Les premiers moines appelaient Jean leur
« père », comme un disciple d'Evagre le Pontique le mentionne, et
Epiphane de Salamine confirme qu'ils se réunissaient « pour imiter la vie de Marie et Jean à Ephèse » (règle
monastique des Agapètes). Par la suite, Saint Augustin et beaucoup d'autres
verront en Saint Jean le modèle de la vie contemplative : « Jean est à l'origine de notre plus
haute spiritualité. Comme lui, les "silencieux" connaissent ce
mystérieux échange de cœurs, invoquent la présence de Jean et leur cœur
s'enflamme »
(Athënagoras, Patriarche œcuménique de Constantinople).

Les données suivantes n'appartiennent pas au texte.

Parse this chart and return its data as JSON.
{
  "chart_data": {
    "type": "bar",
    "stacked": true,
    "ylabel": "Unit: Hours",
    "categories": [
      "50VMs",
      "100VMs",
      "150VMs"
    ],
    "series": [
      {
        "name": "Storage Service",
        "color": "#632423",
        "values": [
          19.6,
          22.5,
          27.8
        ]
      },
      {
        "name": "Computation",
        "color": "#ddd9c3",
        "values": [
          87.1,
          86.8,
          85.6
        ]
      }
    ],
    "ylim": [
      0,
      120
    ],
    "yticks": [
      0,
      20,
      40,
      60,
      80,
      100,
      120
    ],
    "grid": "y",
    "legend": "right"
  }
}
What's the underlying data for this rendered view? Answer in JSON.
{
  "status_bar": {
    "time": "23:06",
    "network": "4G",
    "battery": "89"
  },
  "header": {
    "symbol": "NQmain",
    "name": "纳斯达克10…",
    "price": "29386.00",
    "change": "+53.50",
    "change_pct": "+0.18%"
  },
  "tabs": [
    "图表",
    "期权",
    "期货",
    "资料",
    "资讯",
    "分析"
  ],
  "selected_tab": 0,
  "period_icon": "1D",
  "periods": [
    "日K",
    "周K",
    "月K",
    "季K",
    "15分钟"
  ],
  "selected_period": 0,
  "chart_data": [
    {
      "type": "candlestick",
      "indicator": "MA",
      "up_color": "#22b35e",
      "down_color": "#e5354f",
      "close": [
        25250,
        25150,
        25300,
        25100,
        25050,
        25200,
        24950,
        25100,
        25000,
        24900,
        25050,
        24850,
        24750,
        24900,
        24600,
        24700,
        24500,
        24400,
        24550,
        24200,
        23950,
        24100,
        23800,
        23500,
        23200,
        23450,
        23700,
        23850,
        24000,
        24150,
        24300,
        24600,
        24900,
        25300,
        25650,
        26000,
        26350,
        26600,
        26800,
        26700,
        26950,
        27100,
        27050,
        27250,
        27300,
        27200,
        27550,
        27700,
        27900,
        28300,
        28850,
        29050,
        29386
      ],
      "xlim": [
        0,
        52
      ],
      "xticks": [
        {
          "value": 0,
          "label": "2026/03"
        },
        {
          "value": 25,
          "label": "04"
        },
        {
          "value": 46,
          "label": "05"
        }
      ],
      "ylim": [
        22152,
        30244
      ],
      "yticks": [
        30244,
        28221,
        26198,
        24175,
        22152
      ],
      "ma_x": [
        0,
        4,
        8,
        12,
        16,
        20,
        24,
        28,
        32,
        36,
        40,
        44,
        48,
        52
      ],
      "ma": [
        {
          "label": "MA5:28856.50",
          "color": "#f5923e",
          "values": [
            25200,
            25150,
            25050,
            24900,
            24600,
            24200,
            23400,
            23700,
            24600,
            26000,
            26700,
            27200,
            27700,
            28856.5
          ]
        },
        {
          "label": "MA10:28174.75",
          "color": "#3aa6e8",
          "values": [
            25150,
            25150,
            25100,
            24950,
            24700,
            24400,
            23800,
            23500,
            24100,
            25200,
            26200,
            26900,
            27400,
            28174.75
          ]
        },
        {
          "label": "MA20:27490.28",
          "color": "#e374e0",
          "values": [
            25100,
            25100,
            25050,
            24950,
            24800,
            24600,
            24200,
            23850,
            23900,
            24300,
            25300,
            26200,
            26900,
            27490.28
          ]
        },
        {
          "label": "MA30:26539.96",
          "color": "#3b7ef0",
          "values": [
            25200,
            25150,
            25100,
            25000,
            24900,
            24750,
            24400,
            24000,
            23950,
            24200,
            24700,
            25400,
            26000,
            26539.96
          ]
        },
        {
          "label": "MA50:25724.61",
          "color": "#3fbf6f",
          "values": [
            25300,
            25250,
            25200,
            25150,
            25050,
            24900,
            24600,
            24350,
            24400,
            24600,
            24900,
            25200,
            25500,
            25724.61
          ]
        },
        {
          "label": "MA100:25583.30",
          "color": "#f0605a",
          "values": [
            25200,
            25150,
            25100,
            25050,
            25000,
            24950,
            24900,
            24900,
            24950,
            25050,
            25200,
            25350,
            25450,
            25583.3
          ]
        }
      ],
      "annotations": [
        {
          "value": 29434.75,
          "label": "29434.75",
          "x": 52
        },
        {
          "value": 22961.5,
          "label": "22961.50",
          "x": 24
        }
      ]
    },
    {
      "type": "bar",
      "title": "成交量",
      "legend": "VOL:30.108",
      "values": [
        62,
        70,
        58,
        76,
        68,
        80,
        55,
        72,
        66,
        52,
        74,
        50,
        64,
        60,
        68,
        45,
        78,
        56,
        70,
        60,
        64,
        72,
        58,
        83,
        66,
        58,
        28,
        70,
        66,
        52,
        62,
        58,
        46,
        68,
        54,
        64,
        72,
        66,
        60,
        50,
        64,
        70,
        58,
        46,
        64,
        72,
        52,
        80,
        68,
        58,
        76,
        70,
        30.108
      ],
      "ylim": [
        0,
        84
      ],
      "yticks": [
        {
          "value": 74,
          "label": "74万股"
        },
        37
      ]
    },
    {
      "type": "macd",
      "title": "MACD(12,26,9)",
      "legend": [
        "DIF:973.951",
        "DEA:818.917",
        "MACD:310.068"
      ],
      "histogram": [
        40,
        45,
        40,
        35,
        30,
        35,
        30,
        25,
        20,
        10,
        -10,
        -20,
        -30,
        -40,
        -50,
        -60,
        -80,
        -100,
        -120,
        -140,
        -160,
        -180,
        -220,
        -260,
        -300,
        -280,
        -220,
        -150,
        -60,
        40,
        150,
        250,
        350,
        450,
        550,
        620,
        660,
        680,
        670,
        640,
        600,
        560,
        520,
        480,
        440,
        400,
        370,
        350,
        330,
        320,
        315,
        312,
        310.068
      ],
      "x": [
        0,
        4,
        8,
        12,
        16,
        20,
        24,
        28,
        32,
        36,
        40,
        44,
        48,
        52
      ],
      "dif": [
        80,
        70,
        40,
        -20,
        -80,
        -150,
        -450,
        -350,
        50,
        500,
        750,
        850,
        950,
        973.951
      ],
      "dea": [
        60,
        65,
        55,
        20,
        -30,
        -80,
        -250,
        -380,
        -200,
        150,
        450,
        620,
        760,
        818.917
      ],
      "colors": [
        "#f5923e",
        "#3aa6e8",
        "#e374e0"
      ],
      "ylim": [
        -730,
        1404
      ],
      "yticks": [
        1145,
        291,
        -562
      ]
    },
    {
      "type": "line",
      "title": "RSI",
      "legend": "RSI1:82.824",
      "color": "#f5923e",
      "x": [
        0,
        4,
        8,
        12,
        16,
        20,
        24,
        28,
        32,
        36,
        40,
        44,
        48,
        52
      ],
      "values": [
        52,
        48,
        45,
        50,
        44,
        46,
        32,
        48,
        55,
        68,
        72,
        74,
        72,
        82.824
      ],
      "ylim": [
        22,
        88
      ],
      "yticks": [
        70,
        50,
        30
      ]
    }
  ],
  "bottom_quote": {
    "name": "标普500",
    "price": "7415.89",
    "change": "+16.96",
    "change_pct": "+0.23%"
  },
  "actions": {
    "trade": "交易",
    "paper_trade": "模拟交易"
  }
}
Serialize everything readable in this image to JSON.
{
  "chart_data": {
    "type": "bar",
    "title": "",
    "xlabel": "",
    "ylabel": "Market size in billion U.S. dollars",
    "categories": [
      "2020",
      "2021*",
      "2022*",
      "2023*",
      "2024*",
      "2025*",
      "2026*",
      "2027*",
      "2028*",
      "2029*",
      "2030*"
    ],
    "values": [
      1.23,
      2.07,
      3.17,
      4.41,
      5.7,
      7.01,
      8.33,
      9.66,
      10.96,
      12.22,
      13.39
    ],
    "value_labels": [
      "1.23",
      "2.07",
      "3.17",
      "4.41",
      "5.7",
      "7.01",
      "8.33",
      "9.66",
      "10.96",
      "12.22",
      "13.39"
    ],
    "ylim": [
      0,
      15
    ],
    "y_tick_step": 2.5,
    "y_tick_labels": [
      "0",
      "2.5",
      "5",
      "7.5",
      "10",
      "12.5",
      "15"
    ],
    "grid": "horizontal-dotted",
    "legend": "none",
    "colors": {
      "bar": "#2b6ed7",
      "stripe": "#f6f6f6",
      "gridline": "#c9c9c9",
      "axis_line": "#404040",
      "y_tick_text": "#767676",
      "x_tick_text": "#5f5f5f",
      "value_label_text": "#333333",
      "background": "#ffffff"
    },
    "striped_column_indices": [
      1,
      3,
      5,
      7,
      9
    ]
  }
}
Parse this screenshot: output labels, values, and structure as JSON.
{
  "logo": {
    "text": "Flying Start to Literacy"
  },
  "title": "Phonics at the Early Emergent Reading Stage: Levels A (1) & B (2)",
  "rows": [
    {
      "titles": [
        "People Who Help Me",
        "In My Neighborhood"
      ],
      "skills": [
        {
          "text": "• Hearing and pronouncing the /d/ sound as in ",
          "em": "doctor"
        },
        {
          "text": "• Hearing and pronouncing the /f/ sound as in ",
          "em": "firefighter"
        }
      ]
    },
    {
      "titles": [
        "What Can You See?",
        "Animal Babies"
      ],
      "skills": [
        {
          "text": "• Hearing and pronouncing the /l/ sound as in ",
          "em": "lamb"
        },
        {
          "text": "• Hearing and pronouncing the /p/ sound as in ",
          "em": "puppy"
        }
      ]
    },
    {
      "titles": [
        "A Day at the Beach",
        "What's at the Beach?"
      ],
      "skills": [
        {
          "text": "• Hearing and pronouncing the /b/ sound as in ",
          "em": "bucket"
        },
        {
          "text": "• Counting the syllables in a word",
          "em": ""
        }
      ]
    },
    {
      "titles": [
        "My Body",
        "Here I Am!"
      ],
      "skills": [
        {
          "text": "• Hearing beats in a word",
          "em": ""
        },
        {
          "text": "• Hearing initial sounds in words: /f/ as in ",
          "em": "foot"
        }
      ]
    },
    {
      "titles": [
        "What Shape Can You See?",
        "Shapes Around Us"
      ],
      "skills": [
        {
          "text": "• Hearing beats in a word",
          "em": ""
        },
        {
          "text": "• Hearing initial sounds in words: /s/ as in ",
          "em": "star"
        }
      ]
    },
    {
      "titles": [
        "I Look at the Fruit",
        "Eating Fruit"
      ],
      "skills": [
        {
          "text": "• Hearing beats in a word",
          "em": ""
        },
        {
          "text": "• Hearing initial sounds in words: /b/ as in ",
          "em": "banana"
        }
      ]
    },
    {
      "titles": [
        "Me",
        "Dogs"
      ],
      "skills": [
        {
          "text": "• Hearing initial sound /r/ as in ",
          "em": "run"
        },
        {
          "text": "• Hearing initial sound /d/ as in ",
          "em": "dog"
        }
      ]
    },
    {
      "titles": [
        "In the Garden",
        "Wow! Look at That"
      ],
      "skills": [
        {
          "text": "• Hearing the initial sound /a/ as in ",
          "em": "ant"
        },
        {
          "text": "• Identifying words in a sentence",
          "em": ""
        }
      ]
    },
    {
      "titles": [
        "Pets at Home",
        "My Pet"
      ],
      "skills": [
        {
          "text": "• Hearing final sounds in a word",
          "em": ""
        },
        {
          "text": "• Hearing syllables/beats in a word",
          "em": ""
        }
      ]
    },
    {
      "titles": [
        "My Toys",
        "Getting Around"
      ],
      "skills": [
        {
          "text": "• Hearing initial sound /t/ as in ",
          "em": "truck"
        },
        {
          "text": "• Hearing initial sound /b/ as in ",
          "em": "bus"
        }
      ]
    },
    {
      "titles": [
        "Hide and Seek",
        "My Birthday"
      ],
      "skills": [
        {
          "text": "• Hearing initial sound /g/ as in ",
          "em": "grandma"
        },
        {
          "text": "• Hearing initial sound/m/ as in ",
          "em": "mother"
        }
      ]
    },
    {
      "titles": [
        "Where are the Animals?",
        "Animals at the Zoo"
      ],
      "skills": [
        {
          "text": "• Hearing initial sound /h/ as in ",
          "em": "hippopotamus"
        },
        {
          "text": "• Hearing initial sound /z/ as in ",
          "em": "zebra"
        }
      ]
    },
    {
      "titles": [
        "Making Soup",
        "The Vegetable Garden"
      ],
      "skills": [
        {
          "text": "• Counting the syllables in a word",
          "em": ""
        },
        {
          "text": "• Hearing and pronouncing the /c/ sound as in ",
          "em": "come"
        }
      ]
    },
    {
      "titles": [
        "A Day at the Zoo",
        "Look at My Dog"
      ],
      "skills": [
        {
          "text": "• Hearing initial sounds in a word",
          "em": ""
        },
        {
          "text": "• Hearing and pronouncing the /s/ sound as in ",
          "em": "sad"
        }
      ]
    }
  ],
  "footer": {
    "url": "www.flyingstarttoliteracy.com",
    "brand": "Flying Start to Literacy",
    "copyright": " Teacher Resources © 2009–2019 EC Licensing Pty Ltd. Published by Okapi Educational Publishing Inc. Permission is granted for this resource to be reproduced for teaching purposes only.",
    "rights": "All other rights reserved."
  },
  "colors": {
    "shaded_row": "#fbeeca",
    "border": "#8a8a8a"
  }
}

(VI) La découverte de "Meryem Ana", la "Maison de
la Vierge" à Ephèse suite aux visions d'Anne-Catherine Emmerich eut
lieu sous le pontificat de Léon XIII (1878-1903). Informé de la chose, il manifesta
ouvertement sa satisfaction, et Pie X, Benoit XV, Pie XI s'intéressèrent
beaucoup à cette découverte. Paul VI, Jean-Paul II et Benoit XVI ont depuis
fait pèlerinage sur place, indiquant que la vie contemplative de Jean auprès de
la Vierge Marie à Ephèse est d'une certaine manière un modèle pour tous :
« le Saint Esprit guide les efforts de l'Eglise, l'engageant à adopter le
même comportement que Marie. Dans le récit de la naissance de Jésus, Luc note
que sa mère « conservait toutes ces
choses, les méditant dans son cœur », s'efforçant donc de « mettre ensemble » (en grec :
Symballousa), avec un regard plus profond, tous les événements dont elle avait
été le témoin privilégié.
De façon
analogue, le peuple de Dieu est lui aussi poussé par le même Esprit à
comprendre en profondeur tout ce qui est dit de Marie, pour progresser dans
l'intelligence de sa mission intimement liée aux mystères du Christ. Le mystère
de Marie engage chaque chrétien, en communion avec l'Eglise, à méditer dans son
cœur ce que la révélation évangélique affirme de la mère du Christ. »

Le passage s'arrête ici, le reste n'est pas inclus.